Schwartz led communications at CBS for more than 20 years. He was well-liked and respected by a journalists for his erudite and forthright approach. He was energetic in spinning the virtues of CBS Corp. — as well as pointing out the shortcomings of rival networks — but he had an underlying respect for the job of journalists that came from his many years in broadcasting and his work as a writer.
As Stanley Bing, Schwartz was a regular columnist for Fortune and GQ. He also penned 13 business and humor books that skewered the corporate world and media in particular.
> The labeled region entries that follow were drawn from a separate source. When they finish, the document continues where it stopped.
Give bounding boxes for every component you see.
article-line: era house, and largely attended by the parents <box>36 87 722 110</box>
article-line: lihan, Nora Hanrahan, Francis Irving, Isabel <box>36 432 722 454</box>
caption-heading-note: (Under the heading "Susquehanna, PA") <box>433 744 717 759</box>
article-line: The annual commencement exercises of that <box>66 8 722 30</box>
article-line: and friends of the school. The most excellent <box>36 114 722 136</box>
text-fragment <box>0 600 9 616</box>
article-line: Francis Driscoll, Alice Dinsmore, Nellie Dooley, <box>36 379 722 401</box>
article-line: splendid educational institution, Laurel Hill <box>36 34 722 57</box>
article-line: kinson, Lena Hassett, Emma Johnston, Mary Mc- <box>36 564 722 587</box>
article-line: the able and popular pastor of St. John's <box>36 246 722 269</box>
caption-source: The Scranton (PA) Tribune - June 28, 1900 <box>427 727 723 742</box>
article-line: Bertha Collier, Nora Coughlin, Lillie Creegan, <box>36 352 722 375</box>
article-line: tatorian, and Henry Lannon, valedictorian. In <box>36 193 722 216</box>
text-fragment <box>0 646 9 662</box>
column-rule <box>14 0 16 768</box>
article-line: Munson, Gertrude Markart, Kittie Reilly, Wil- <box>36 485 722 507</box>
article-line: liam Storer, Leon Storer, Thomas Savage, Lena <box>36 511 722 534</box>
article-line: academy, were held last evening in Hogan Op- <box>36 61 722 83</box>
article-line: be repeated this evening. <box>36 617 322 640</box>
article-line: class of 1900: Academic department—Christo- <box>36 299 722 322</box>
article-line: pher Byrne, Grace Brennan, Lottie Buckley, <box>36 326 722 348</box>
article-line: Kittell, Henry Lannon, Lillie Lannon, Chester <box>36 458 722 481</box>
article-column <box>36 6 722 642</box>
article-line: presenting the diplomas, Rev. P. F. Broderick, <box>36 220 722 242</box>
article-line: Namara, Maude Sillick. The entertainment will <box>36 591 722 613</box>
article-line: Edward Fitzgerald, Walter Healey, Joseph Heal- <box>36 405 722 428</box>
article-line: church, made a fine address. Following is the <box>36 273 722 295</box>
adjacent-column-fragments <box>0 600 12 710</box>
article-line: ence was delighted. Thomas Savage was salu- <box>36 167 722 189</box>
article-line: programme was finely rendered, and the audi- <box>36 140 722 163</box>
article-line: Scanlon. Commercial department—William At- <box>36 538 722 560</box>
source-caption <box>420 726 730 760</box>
He wrote three novels, including 1998’s “Lloyd — What Happened,” which was developed as a movie prospect for HBO.
“For the better part of three decades, Gil Schwartz led CBS Communications with creative flare, craftsman-like expertise and an abundance of personality,” CBS said in a statement. “He was a counselor to senior management, a mentor to future PR executives and a popular presence in every hallway. His diverse and sophisticated repertoire ranged from artful media relations and gifted wordsmithing skills to an insightful and humorous view of the media world he loved. Gil will long be remembered by the many teams he led across entertainment, news, sports and the corporate world.”
A native of New York, Schwartz grew up in New Rochelle and attended Brandeis University, earning a BA in English and theater arts. He began his professional life as a playwright, poet and actor and he was an accomplished guitarist and musician. He was the one of the co-founders of Next Move, an improv troupe in Boston. Among his early plays was 1982’s “Ferocious Kisses.”
Schwartz got his start in communications working for TV station owner Westinghouse Broadcasting, which eventually led him to CBS in 1996.
For years, Schwartz was a big hit at CBS’ annual affiliates meeting with a Robert Benchley-esque humorous presentation about the state of the network. He hosted CBS’ annual holiday party for journalists, which was a couldn’t-miss affair for anyone with a taste for industry gossip and pigs in a blanket.